Today I finished 26 out of 30 treatments. I was supposed to get 31 treatments - there's a story behind the change. More on that later.
I had my boost CT scan scheduled for Friday, March 21st. They fit my regular treatment in before the scan. The technicians got me all set up in the CT machine, tapped a bunch of wire around my wound bed, wrote all over me, put me into position and then.....NOTHING. They came back into the room and told me they had to reschedule. Apparently the doctor wanted to be present for the CT scan. They rescheduled for Tuesday, March 25th. My skin got pretty sore over the weekend from all the tape they had used. I applied a ton of the Aloe Vera Gel and that seemed to help. After my treatment on the 25th they did my boost CT scan. The doctor decided to administer the boost in the same position as my regular treatment.
My MO granted my request to take a Herceptin break which means I will skip my April 8th treatment. My veins really need the rest. My next infusion will be April 29th. He also requested another MUGA scan before my next infusion.
Robyn flew home on Thursday, March 27th to celebrate my birthday. It was so nice having her home. Friday night Robyn took us out to dinner, and Saturday night BudBud took us out to dinner. My great niece Melody, surprised me with a homemade birthday cake -- and Jeanne, Jason, Melody & Morgan all came over to visit. My house looked like a florist shop from the flowers I received. I had a wonderful birthday weekend with my family. Robyn flew back to Northern California on Sunday.
On Monday, March 31st, I had my last regular radiation treatment. On Tuesday, April 1st, April Fool's Day I was supposed to start my first radiation boost. I arrived 15 minutes early as requested. My appointment time came and went, and 45 minutes later, I was still sitting there. During that time at least six people came in after me, and were called back to be treated. No one could tell me when I would be treated. So, in true VT fashion - I walked out.
I will explain the VT comment with a story about my Dad. My father worked at the Radio City Music Hall in New York City for over 30 years. Back in the years that my father worked in the city, he said the service was very good. He said when he went in to a restaurant, he would be served a cup of coffee within five minutes. When he moved to California, he found out they moved at a different pace. Because of this, he wasn't very patient when he wouldn't be offered a drink within ten minutes of arriving at a restaurant.

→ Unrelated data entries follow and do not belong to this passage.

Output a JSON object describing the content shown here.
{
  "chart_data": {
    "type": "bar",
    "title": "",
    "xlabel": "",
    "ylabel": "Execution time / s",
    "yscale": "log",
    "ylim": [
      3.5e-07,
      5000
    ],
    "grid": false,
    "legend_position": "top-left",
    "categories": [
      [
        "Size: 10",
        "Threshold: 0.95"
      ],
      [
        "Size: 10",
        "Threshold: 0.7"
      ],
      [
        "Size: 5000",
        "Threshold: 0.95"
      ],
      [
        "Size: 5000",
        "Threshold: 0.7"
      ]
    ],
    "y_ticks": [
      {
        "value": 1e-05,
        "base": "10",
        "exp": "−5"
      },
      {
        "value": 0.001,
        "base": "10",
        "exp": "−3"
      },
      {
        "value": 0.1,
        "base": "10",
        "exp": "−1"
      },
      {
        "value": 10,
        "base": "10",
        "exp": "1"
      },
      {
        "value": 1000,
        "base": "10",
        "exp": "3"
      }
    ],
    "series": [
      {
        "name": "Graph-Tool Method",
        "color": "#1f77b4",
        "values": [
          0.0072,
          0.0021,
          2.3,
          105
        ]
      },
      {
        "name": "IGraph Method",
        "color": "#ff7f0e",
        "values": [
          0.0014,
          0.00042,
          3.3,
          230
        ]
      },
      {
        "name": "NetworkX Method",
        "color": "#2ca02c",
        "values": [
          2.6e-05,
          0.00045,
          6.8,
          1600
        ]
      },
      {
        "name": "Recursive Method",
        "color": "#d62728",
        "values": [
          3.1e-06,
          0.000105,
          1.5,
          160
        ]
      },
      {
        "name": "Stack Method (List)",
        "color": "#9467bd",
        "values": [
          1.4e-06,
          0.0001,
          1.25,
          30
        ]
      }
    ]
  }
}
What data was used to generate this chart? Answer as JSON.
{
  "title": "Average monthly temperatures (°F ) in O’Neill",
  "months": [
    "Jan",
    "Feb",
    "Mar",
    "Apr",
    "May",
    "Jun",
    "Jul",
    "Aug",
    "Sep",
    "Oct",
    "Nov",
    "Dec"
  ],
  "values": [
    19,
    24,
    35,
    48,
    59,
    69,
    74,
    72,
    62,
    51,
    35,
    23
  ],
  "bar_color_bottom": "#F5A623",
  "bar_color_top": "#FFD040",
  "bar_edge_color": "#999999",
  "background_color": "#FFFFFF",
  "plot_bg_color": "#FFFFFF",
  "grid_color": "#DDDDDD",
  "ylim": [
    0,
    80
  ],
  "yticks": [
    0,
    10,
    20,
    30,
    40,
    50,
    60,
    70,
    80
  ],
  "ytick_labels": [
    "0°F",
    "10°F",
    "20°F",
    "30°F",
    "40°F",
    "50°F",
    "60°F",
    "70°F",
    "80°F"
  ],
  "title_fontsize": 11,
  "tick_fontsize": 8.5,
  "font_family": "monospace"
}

If he wasn't served within his timeframe, he would walk out. This drove my mother crazy.
So yes, I pulled a VT. I was tired, sore and cranky - I'll admit it. The only problem is I have an hour's drive in each direction. So the only person I hurt was myself. But, it sure felt good. When I got home, I wrote an email to my doctor. I also asked if he could treat me effectively in five boosts instead of six. To my surprise, he said five boosts would work out just fine. When I arrived today for my first boost, I was called back within five minutes of my arrival. I guess it pays to be %itchy. They probably got even with me by zapping my heart. I guess it would serve me right for complaining.
My skin is doing very well with radiation. In fact, my radiology oncologist was surprised at how well my skin looks. He thinks the RA medications may be helping with the skin side effects. He believes the extreme fatigue I am experiencing is a combination of an RA flare and radiation. While on chemo, my RA went into remission. In the past few weeks, I've developed a bad flare in my hands, wrists and neck. Between the RA, the radiation side effects, and the lingering effects from chemo, I'm kind of getting my butt kicked. I'm also experiencing some odd symptoms. I'm having a difficult time with comprehension. I typically have to read things three times to absorb it all. I've also been misplacing things. My hat, my post office key, my cell phone ear piece and various other things. I'm also having difficulty staying on task or multitasking. My RO said it's not radiation related. He thinks it may be hormone related due to the fact that the chemo put me into menopause. He also said to talk to my medical oncologist about it possibly being what they call chemo brain. I thought I was fortunate not to experience that type of side effect from chemo, but I guess I will wait to hear my MO's opinion. To top it all off, I've developed an upper respiratory infection. I'm not sure where I picked that up being a compulsive hand washer.
This evening Budbud and I celebrated our 14th wedding anniversary. One of the best decisions of my life was to marry that man.
Melody and Morgan started soccer season. Morgan looked absolutely adorable with her braided pig tails. She's such a natural performer in everything she does. Did I mention she's the prettiest girl on her team? Then there is dear, sweet Melody. She's the only girl I know that feels bad about winning when she plays against a friend on the other team. She's one of the kindest teenagers you will ever meet. Also the prettiest girl on her team. I will try and get some action shots during the next game.
Countdown: 4 more boosts to go!!
That's all for now. Thanks for checking on me.